Setelah dia selesai, aku menarik mulut dari kemaluannya, dan dengan cepat menarik selimut itu kembali ke atas. Aku menyeka tembakan pertama dari dahiku, dan dengan cepat menjilatnya dari jariku.
Matt dengan hati-hati menarik tangannya dariku dan membawanya kembali ke tempat terbuka. Dalam sedikit cahaya, aku bisa melihat kedua jarinya berkilauan dengan jusku. Dia membawa mereka ke mulutnya, menghisap mereka bersih.
"Itu tadi..." Aku hampir tidak bisa menemukan kata-kata.
Matt memotong saya, “LUAR BIASA!!!
Aku menarik celana pendekku kembali ke atas, dan kami menenangkan diri. Mata kami tumbuh berat, tubuh kami benar-benar longgar dan lesu.

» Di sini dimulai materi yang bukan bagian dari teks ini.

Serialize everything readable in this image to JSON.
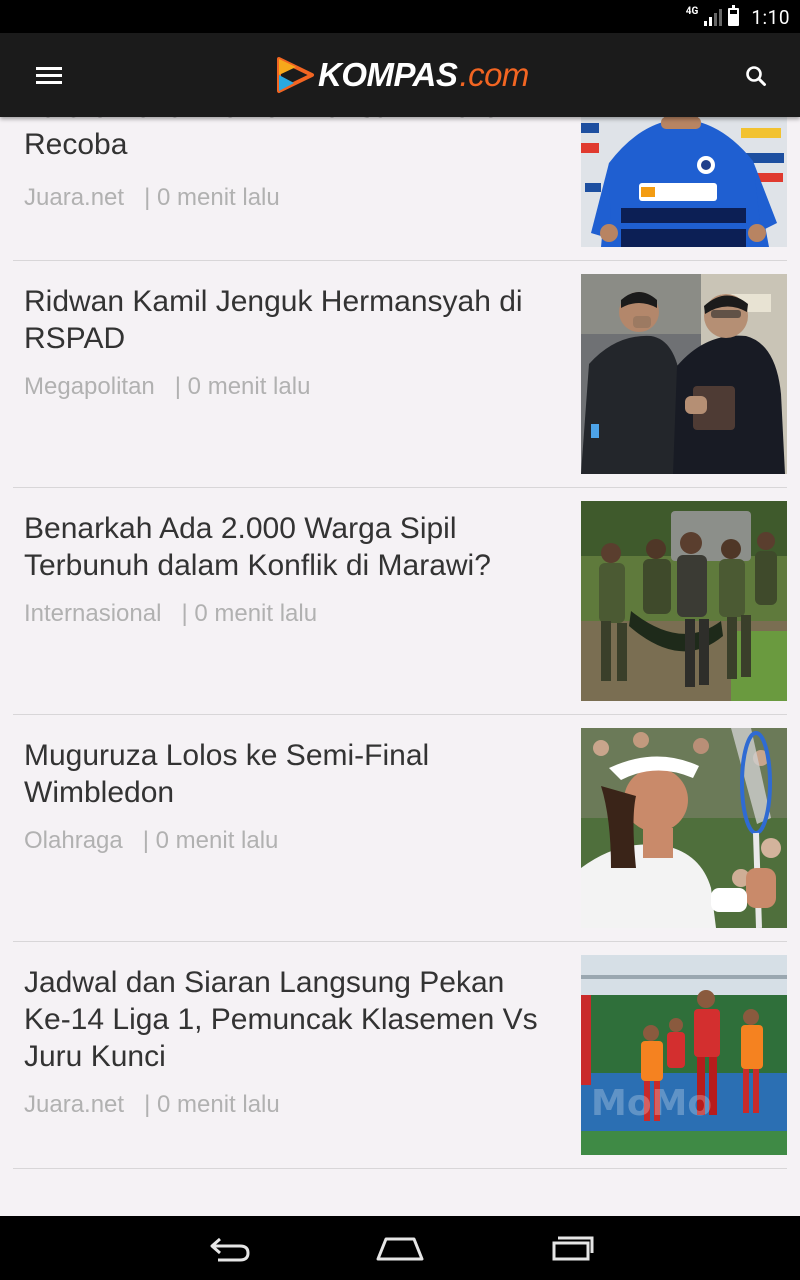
{
  "status_bar": {
    "network": "4G",
    "time": "1:10",
    "icons": [
      "signal-icon",
      "battery-icon"
    ]
  },
  "app_bar": {
    "menu_icon": "hamburger-menu-icon",
    "logo_primary": "KOMPAS",
    "logo_suffix": ".com",
    "search_icon": "search-icon",
    "brand_colors": {
      "bar": "#1b1b1b",
      "accent": "#f26522",
      "logo_text": "#ffffff"
    }
  },
  "articles": [
    {
      "title": "Valero Pakai Nomor Warisan Alvaro Recoba",
      "category": "Juara.net",
      "time": "| 0 menit lalu",
      "thumbnail": "football-player-jersey-photo"
    },
    {
      "title": "Ridwan Kamil Jenguk Hermansyah di RSPAD",
      "category": "Megapolitan",
      "time": "| 0 menit lalu",
      "thumbnail": "hospital-visit-photo"
    },
    {
      "title": "Benarkah Ada 2.000 Warga Sipil Terbunuh dalam Konflik di Marawi?",
      "category": "Internasional",
      "time": "| 0 menit lalu",
      "thumbnail": "soldiers-carrying-body-photo"
    },
    {
      "title": "Muguruza Lolos ke Semi-Final Wimbledon",
      "category": "Olahraga",
      "time": "| 0 menit lalu",
      "thumbnail": "tennis-player-photo"
    },
    {
      "title": "Jadwal dan Siaran Langsung Pekan Ke-14 Liga 1, Pemuncak Klasemen Vs Juru Kunci",
      "category": "Juara.net",
      "time": "| 0 menit lalu",
      "thumbnail": "football-match-photo"
    }
  ],
  "nav_bar": {
    "icons": [
      "back-icon",
      "home-icon",
      "recents-icon"
    ]
  }
}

Kami hanyut untuk tidur.
Suara kapten membangunkan kami saat kami bersiap-siap untuk mendarat di Portland.
Saat kami melakukan deplanasi, ayah saya berkata, “Lihat Kristen, tidak ada alasan untuk merasa gugup saat terbang.”
Matt dan aku saling memandang dan tersenyum. Dan saya berkata, “Anda benar ayah. Matt membantuku bersantai. Saya harap dia membantu saya bersantai dalam perjalanan pulang juga.”